Two researchers take the temperature of painted pavement in Berkeley, California. (Photo: Berkeley Media)
Apr 3, 2013· 1 MIN READ
Salvatore Cardoni holds a political science degree from the George Washington University. He's written about all things environment since 2007.

Move over, white roofs. There’s a new, chill player in urbanity: so-called cool pavement.

Researchers in California have engineered a reflective coating that, when applied to blacktop, can lower the surface temperature of a city boulevard or a parking lot by a whopping 40 degrees Fahrenheit on a sweltering summer day.

“Because dark pavements absorb almost all of the sun’s energy, the pavement surface heats up, which in turn also warms up the local air,” said Haley Gilbert, of Cal Berkeley’s Heat Island Group, to The Daily Mail.

Because they reflect light, and therefore heat, back into the lower atmosphere, light-colored surfaces have been shown in studies to reduce smog and, more importantly, lower energy costs in big cities.

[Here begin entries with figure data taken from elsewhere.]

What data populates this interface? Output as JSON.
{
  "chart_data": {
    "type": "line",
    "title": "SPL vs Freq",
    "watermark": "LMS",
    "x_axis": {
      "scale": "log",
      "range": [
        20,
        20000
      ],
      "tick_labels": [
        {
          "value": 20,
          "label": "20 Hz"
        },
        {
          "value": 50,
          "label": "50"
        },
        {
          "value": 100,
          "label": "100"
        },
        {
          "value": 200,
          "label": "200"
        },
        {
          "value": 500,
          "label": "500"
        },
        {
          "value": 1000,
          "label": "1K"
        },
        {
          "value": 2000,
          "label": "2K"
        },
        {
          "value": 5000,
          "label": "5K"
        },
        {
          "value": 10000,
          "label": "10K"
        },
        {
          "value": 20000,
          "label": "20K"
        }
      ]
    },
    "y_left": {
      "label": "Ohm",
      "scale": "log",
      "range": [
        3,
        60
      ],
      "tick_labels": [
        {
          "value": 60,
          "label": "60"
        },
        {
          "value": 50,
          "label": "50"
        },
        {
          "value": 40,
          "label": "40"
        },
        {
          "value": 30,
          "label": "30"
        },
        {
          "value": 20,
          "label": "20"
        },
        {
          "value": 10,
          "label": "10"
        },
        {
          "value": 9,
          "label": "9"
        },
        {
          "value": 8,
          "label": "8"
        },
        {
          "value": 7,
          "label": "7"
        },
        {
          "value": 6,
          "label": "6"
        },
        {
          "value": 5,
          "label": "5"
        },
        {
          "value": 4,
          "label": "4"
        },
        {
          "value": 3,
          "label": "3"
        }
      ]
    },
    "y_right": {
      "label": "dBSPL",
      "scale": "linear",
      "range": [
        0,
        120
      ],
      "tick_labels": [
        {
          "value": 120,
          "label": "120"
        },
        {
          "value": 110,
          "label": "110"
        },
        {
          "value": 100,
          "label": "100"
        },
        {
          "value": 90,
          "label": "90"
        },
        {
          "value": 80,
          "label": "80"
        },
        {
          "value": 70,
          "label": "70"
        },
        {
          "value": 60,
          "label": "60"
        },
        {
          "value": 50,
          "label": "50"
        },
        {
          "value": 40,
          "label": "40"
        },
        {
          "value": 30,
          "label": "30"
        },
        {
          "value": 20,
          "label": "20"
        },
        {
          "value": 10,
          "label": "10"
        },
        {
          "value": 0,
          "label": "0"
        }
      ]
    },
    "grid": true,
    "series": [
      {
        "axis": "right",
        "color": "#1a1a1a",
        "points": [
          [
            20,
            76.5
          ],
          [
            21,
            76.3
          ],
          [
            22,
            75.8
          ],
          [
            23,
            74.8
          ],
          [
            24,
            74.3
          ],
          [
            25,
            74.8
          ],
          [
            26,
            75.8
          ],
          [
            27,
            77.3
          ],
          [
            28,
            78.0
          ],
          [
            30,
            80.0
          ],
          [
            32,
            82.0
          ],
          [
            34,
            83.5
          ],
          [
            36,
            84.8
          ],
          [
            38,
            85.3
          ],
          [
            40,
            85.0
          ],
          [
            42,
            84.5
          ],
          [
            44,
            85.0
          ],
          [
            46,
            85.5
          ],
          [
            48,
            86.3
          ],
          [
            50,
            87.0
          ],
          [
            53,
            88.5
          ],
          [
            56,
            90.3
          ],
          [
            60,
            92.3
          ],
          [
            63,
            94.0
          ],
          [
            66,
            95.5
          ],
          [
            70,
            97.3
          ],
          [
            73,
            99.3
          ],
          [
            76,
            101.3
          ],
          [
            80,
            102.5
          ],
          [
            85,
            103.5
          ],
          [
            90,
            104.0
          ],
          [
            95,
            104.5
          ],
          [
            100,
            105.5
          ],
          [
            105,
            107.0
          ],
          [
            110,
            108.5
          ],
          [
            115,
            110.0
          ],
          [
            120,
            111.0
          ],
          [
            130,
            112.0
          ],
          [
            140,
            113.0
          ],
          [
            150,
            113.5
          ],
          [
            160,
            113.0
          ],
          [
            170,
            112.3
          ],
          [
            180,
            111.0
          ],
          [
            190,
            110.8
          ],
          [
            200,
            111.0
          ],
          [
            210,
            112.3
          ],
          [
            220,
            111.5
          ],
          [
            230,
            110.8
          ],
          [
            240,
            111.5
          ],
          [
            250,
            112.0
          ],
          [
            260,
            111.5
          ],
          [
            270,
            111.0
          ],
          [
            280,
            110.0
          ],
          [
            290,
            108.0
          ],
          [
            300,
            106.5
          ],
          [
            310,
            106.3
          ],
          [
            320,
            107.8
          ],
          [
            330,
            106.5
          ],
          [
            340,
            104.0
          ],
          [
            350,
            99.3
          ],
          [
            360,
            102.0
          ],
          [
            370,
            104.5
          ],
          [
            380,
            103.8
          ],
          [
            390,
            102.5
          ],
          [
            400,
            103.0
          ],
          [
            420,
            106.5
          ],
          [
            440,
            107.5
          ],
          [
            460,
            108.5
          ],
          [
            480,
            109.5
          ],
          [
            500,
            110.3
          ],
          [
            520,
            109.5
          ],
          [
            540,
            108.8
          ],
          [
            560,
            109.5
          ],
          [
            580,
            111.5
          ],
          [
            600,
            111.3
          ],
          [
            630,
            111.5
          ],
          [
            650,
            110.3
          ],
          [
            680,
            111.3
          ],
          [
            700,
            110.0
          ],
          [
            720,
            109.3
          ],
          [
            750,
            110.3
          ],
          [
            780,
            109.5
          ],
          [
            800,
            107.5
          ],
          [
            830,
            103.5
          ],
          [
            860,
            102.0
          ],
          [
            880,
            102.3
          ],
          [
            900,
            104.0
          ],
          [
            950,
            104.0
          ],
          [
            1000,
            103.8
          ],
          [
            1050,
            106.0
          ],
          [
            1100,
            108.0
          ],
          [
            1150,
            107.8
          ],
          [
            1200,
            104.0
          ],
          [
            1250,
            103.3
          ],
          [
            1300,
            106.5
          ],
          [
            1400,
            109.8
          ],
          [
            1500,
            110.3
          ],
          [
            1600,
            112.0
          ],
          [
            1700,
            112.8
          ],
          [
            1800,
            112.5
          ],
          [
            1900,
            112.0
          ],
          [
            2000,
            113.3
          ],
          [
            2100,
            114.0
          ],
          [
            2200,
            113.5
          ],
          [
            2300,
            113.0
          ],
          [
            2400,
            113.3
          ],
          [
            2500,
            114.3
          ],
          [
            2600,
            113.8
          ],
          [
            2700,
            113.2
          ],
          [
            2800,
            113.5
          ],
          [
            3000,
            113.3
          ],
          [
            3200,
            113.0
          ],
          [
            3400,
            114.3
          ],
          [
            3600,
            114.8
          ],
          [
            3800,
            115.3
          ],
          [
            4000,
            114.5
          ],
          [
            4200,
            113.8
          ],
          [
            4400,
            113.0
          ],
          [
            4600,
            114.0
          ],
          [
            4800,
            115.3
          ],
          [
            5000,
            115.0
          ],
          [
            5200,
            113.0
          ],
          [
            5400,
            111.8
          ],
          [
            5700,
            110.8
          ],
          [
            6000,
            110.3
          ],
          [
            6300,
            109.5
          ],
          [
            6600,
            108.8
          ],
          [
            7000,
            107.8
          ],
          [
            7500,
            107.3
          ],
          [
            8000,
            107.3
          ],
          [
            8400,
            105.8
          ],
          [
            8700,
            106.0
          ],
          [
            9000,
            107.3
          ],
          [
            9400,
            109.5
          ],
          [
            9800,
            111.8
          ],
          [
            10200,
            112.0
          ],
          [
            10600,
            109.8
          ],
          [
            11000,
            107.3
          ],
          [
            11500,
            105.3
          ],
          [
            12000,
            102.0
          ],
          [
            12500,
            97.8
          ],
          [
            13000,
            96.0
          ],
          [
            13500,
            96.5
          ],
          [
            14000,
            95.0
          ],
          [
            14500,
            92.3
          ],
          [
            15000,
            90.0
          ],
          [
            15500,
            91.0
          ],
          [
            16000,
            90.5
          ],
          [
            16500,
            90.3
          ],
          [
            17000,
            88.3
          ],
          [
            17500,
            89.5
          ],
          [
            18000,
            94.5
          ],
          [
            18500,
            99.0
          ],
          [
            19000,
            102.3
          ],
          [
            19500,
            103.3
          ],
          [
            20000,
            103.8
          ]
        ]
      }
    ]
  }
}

Think of cool pavement as a very close cousin to white roofs, a movement that’s slowly—too slowly, if you ask me—sweeping the country.

As detailed in an op-ed for TakePart last month, Juan Carlos of the White Roof Project writes that “a roof covered with solar reflective white paint reflects up to 90 percent of sunlight as opposed to the 20 percent reflected by a traditional black roof.”

And, implementing a white roof program in just 11 large cities could save the U.S. 7 gigawatts in energy usage, or “the equivalent of turning off 14 power plants.”

Because the cool pavement movement is in its infancy, it really isn’t known exactly how much a painted avenue, say in Manhattan, would lower a city’s long-term temperature.

And the folks in Berkeley are still working out which light color will prove coolest. “Some likely perform better under vehicle traffic on city roads. Others may maintain solar reflectance better over time,” said Ben Mandel, a research assistant on the project.

If I had a vote, I’d paint cities green. Actually, that’s a white lie, since if I really had my way, I wouldn’t be advocating for urban painting but for urban planting instead.

You see, if we’re truly interested in sending urban heat islands to a permanent icy grave, mayors up and down and across the country should be greenlighting the planting of millions of city trees, opening more and more city parks, and planting more and more rooftop gardens and farms.